My phone buzzes. A text from my part-time assistant Bianca. I’d discussed the showcase with her since it would require more time and effort from her, and she’d immediately jumped on the idea with her usual optimism.

Bianca: Have you registered yet? The deadline is tomorrow.

I stare at the message, then at the basket of mismatched shoes, then at the mirror where I’m almost certain I saw something that shouldn’t exist.

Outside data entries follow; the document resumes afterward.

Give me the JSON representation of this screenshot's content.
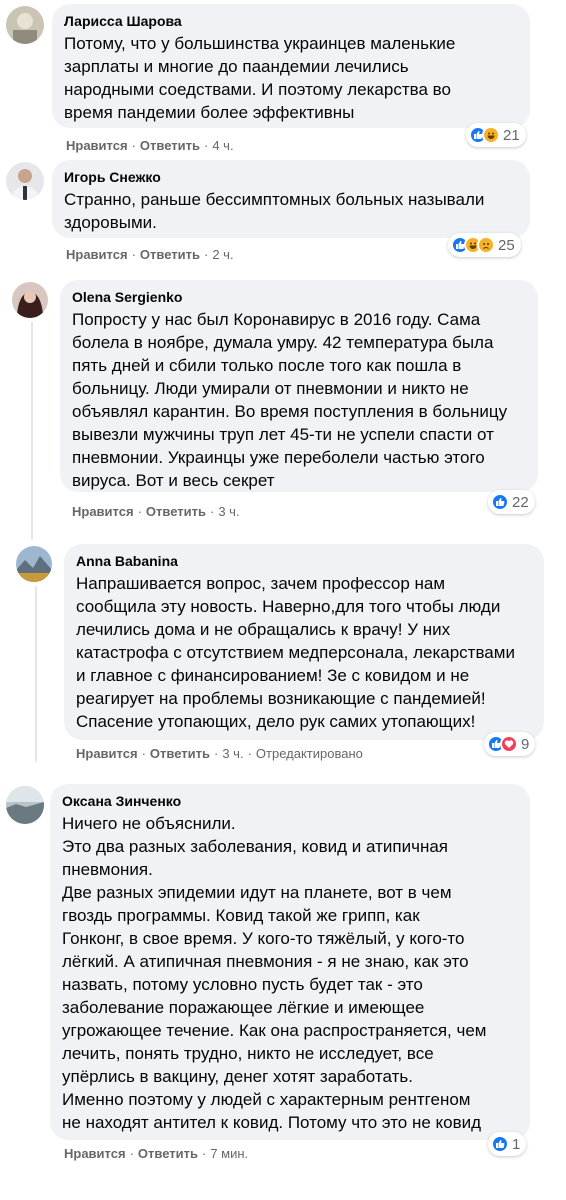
{
  "ui": {
    "like_label": "Нравится",
    "reply_label": "Ответить",
    "dot": "·"
  },
  "comments": [
    {
      "author": "Ларисса Шарова",
      "text": "Потому, что у большинства украинцев маленькие\nзарплаты и многие до паандемии лечились\nнародными соедствами. И поэтому лекарства во\nвремя пандемии более эффективны",
      "time": "4 ч.",
      "reaction_count": "21",
      "reactions": [
        "like-icon",
        "haha-icon"
      ],
      "edited": ""
    },
    {
      "author": "Игорь Снежко",
      "text": "Странно, раньше бессимптомных больных называли\nздоровыми.",
      "time": "2 ч.",
      "reaction_count": "25",
      "reactions": [
        "like-icon",
        "haha-icon",
        "sad-icon"
      ],
      "edited": ""
    },
    {
      "author": "Olena Sergienko",
      "text": "Попросту у нас был Коронавирус в 2016 году. Сама\nболела в ноябре, думала умру. 42 температура была\nпять дней и сбили только после того как пошла в\nбольницу. Люди умирали от пневмонии и никто не\nобъявлял карантин. Во время поступления в больницу\nвывезли мужчины труп лет 45-ти не успели спасти от\nпневмонии. Украинцы уже переболели частью этого\nвируса. Вот и весь секрет",
      "time": "3 ч.",
      "reaction_count": "22",
      "reactions": [
        "like-icon"
      ],
      "edited": ""
    },
    {
      "author": "Anna Babanina",
      "text": "Напрашивается вопрос, зачем профессор нам\nсообщила эту новость. Наверно,для того чтобы люди\nлечились дома и не обращались к врачу! У них\nкатастрофа с отсутствием медперсонала, лекарствами\nи главное с финансированием! Зе с ковидом и не\nреагирует на проблемы возникающие с пандемией!\nСпасение утопающих, дело рук самих утопающих!",
      "time": "3 ч.",
      "reaction_count": "9",
      "reactions": [
        "like-icon",
        "love-icon"
      ],
      "edited": "Отредактировано"
    },
    {
      "author": "Оксана Зинченко",
      "text": "Ничего не объяснили.\nЭто два разных заболевания, ковид и атипичная\nпневмония.\nДве разных эпидемии идут на планете, вот в чем\nгвоздь программы. Ковид такой же грипп, как\nГонконг, в свое время. У кого-то тяжёлый, у кого-то\nлёгкий. А атипичная пневмония - я не знаю, как это\nназвать, потому условно пусть будет так - это\nзаболевание поражающее лёгкие и имеющее\nугрожающее течение. Как она распространяется, чем\nлечить, понять трудно, никто не исследует, все\nупёрлись в вакцину, денег хотят заработать.\nИменно поэтому у людей с характерным рентгеном\nне находят антител к ковид. Потому что это не ковид",
      "time": "7 мин.",
      "reaction_count": "1",
      "reactions": [
        "like-icon"
      ],
      "edited": ""
    }
  ],
  "colors": {
    "bubble": "#f0f2f5",
    "like": "#1877f2",
    "haha": "#f7b125",
    "love": "#f33e58",
    "meta": "#65676b"
  }
}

The showcase. The studio. The bills piling up on my desk. The strange man who paid me five thousand dollars to teach him skills he seems determined not to learn. And now, apparently, a missing shoe and possible hallucinations.

Just another Thursday.

I grab my phone and text back.

Me: Yes. We’re doing this.

Bianca: Yay! It’s going to be great!

I can’t help smiling at her enthusiasm as I put my phone away. Then I head to the stereo to pull up the salsa playlist and try very hard not to think about glowing yellow eyes in the mirror, or the way Malachi’s skin felt too warm against mine.

I don’t succeed.

CHAPTER FOUR

“He’s hot.”

Bianca’s assessment comes from somewhere behind the front desk, where she’s supposed to be organizing registration forms for the showcase. I don’t look up from the competition requirements I’m annotating. If I ignore her, maybe she’ll focus on her actual job.